À l’occasion de la deuxième édition de la biennale d’art contemporain de Rennes, focus sur 40mcube, qui présente l’exposition INGENIUM d’Emmanuelle Lainé.
Du 30 avril au 18 juillet se déroule la deuxième édition des Ateliers de Rennes. Intitulée Ce qui vient, la biennale s’intéresse cette année à notre relation à l’avenir. Les 50 artistes invités à montrer leurs œuvres au Couvent des Jacobins et dans 7 lieux partenaires (40mcube, La Criée, le Centre Culturel Colombier, le Triangle, le musée des beaux-arts, l’école régionale des beaux-arts, le Grand Cordel) mettent en évidence la complexité de cette relation et proposent différentes manières d’appréhender ce qui n’est pas encore là. De l’incertitude à la spéculation, du progrès à l’éternel retour de ce qui a déjà été, du hasard à l’action, de l’improvisation à la réflexion, nombreuses sont les pistes ouvertes par les œuvres.

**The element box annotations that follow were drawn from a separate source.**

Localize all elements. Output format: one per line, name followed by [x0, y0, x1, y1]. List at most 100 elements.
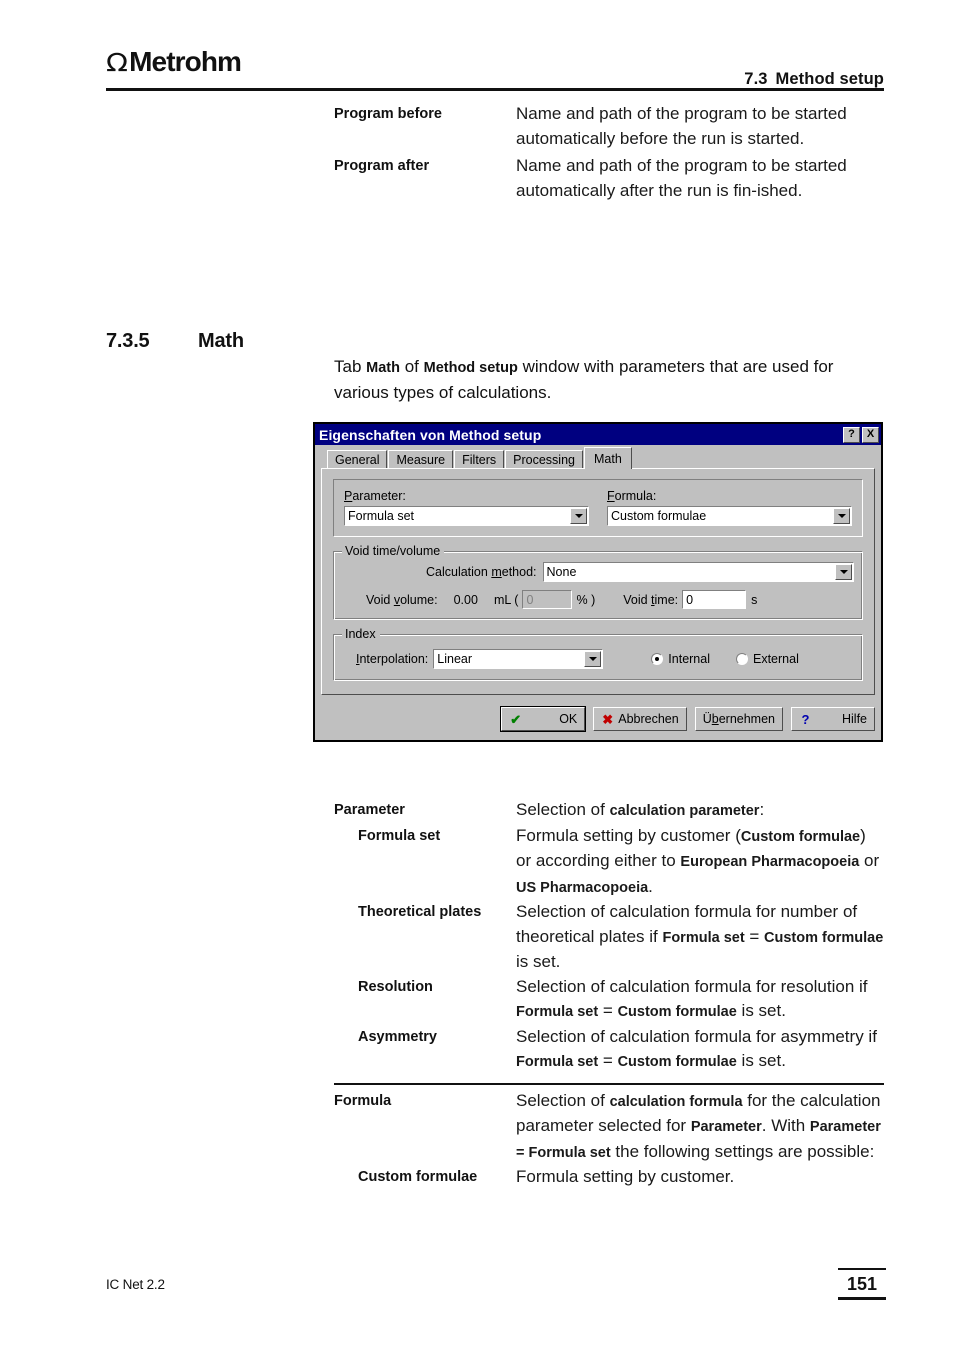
description-text: or [859, 851, 880, 870]
radio-external-indicator[interactable] [736, 653, 748, 665]
section-intro-paragraph: Tab Math of Method setup window with par… [334, 355, 884, 405]
definition-row: Formula set Formula setting by customer (… [334, 824, 884, 901]
running-head: 7.3 Method setup [744, 70, 884, 89]
help-button-label: Hilfe [841, 712, 867, 726]
help-button[interactable]: ? Hilfe [791, 707, 875, 731]
definition-description: Name and path of the program to be start… [516, 156, 847, 200]
radio-external[interactable]: External [736, 652, 799, 666]
cancel-button-label: Abbrechen [618, 712, 679, 726]
definition-row: Theoretical plates Selection of calculati… [334, 900, 884, 975]
index-group-legend: Index [342, 627, 380, 641]
close-icon[interactable]: X [862, 426, 879, 443]
chevron-down-icon[interactable] [835, 564, 852, 580]
void-time-label-b: ime: [654, 592, 679, 607]
page-number-rule-top [838, 1268, 886, 1270]
radio-internal-indicator[interactable] [651, 653, 664, 665]
description-emphasis: Custom formulae [740, 828, 861, 845]
description-text: Selection of [516, 800, 610, 819]
page-number-block: 151 [838, 1268, 886, 1300]
table-divider [334, 1082, 884, 1085]
question-icon: ? [801, 711, 810, 727]
check-icon: ✔ [510, 711, 522, 727]
intro-emphasis-math: Math [366, 360, 400, 376]
definition-description: Selection of calculation formula for num… [516, 900, 884, 975]
definition-description: Selection of calculation formula for the… [516, 1089, 884, 1166]
program-definitions: Program before Name and path of the prog… [334, 102, 884, 203]
definition-term: Formula [334, 1092, 392, 1109]
parameter-label-text: arameter: [352, 489, 406, 503]
definition-description: Formula setting by customer (Custom form… [516, 824, 884, 901]
formula-label-text: ormula: [614, 489, 657, 503]
definition-term: Parameter [334, 802, 405, 818]
parameter-combobox[interactable]: Formula set [344, 506, 589, 526]
description-emphasis: Formula set [516, 1054, 599, 1070]
chevron-down-icon[interactable] [833, 508, 850, 524]
void-volume-label-b: olume: [400, 592, 438, 607]
description-text: Formula setting by customer. [516, 1167, 735, 1186]
apply-label-a: Ü [702, 712, 712, 726]
tab-math[interactable]: Math [584, 447, 632, 469]
section-title: Math [198, 330, 244, 352]
apply-button-label: Übernehmen [703, 712, 775, 726]
metrohm-logo: Ω Metrohm [106, 46, 242, 77]
calc-method-label-b: ethod: [501, 565, 537, 579]
dialog-button-bar: ✔ OK ✖ Abbrechen Übernehmen ? Hilfe [315, 701, 881, 740]
formula-label: Formula: [607, 489, 852, 503]
dialog-title: Eigenschaften von Method setup [319, 426, 542, 443]
description-text: is set. [736, 1051, 786, 1070]
calculation-method-value: None [546, 565, 577, 579]
reference-rows-primary: Parameter Selection of calculation parame… [334, 798, 884, 1075]
method-setup-dialog: Eigenschaften von Method setup ? X Gener… [313, 422, 883, 742]
formula-value: Custom formulae [611, 509, 707, 523]
tab-general[interactable]: General [327, 450, 388, 468]
definition-row: Formula Selection of calculation formula … [334, 1089, 884, 1166]
void-time-input[interactable]: 0 [682, 590, 747, 609]
dialog-titlebar[interactable]: Eigenschaften von Method setup ? X [315, 424, 881, 445]
definition-description: Formula setting by customer. [516, 1165, 884, 1190]
radio-internal[interactable]: Internal [651, 652, 710, 666]
description-text: . With [761, 1116, 810, 1135]
void-time-volume-group: Void time/volume Calculation method: Non… [333, 544, 863, 620]
void-volume-value: 0.00 [453, 592, 478, 607]
tab-filters[interactable]: Filters [454, 450, 505, 468]
formula-combobox[interactable]: Custom formulae [607, 506, 852, 526]
logo-wordmark: Metrohm [129, 46, 242, 77]
definition-term: Theoretical plates [358, 904, 482, 920]
apply-label-b: ernehmen [718, 712, 775, 726]
help-titlebar-button[interactable]: ? [843, 426, 860, 443]
apply-button[interactable]: Übernehmen [694, 707, 783, 731]
definition-term: Formula set [358, 827, 441, 844]
chevron-down-icon[interactable] [570, 508, 587, 524]
radio-external-label: External [753, 652, 799, 666]
definition-row: Program after Name and path of the progr… [334, 154, 884, 203]
intro-text: of [399, 357, 424, 376]
interpolation-label-text: nterpolation: [359, 652, 429, 666]
definition-description: Name and path of the program to be start… [516, 104, 847, 148]
void-volume-label-a: Void [366, 592, 394, 607]
running-head-title: Method setup [775, 70, 884, 88]
chevron-down-icon[interactable] [584, 651, 602, 667]
interpolation-combobox[interactable]: Linear [433, 649, 604, 669]
cross-icon: ✖ [602, 711, 614, 727]
cancel-button[interactable]: ✖ Abbrechen [593, 707, 687, 731]
definition-description: Selection of calculation parameter: [516, 798, 884, 824]
calculation-method-combobox[interactable]: None [542, 562, 854, 582]
definition-term: Program before [334, 106, 442, 122]
void-volume-percent-unit: % ) [576, 592, 596, 607]
tab-measure[interactable]: Measure [388, 450, 454, 468]
description-text: is set. [516, 952, 561, 971]
description-text: = [598, 1051, 618, 1070]
reference-rows-secondary: Formula Selection of calculation formula … [334, 1089, 884, 1190]
definition-term: Resolution [358, 978, 433, 995]
ok-button[interactable]: ✔ OK [500, 706, 587, 732]
section-number: 7.3.5 [106, 330, 150, 352]
running-head-number: 7.3 [744, 70, 768, 88]
intro-text: Tab [334, 357, 367, 376]
radio-internal-label: Internal [668, 652, 710, 666]
math-tab-panel: Parameter: Formula set Formula: Custom f… [321, 468, 875, 695]
description-text: : [759, 800, 765, 819]
void-volume-percent-input[interactable]: 0 [522, 590, 573, 609]
description-text: is set. [736, 1001, 786, 1020]
description-text: Selection of [516, 1090, 610, 1110]
tab-processing[interactable]: Processing [505, 450, 583, 468]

Attardons-nous plus longuement sur l’exposition présentée par 40mcube, INGENIUM d’Emmanuelle Lainé. Pour mieux saisir le travail de cette artiste, nous avons rencontré Cyrille Guitard, responsable du service des publics de ce lieu d’exposition, qui nous livres quelques précisions sur le travail d’Emmanuelle Lainé. Où l’on voit que l’artiste joue habilement des matériaux et du temps pour créer des sculptures d’une grande puissance formelle, entre hybridation et rétro-ingénierie.
Une calme homogénéité
En entrant dans l’espace d’exposition, ce qui frappe le visiteur est une impression d’homogénéité parfaite qu’illustre bien l’harmonie presque monochromatique qui règne. Les gris dominent, même lorsqu’ils se teintent légèrement de bleu, au milieu des touches ocres qu’apportent certains éléments des œuvres. L’atmosphère est paisible et sereine. Mais on constate rapidement que cette homogénéité cohabite avec le caractère extrêmement hétéroclite des œuvres.
(Au premier plan) Emmanuelle Lainé, Doline, 2010. Statue en plâtre moulée à la corde, socle en tissu béton. Production 40mcube. Courtesy galerie Triple V (Dijon). (Au second plan) Emmanuelle Lainé, Linda, 2010. Structure en métal, terre cuite, skydôme, pince d’obstétrique, bois, sangle, crêpe, cordon. Production 40mcube. Courtesy galerie Triple V (Dijon). Photo : Patrice Goasduff.
Le choc des matériaux
L’inventaire des matériaux utilisés par l’artiste donne le tournis : acier, argent, terre cuite, bois, plâtre, pulpe de papier, résine, galalithe (un polymère à base de lait), textile, lamelle de crêpe, sangle, toile de béton, fil, plexiglas. Aucune ligne directrice majeure ne semble induite par ces choix, si ce n’est le plaisir exubérant de s’approprier aussi bien des matériaux artisanaux que technologiques, anciens que récents. Par l’usage qu’elle en fait, Emmanuelle Lainé montre diverses modalités d’intervention de l’artiste. Très présente dans la pièce en terre cuite qui trône au sommet de Linda ou dans La connaissance par l’osmose, une sculpture en forme d’étui de prothèse, elle agit plus comme architecte lorsqu’il s’agit de travailler avec une entreprise pour réaliser la grande forme métallique de la même œuvre. Elle va jusqu’à se réapproprier des objets récupérés comme un skydôme en plexiglas (toujours pour l’œuvre Linda).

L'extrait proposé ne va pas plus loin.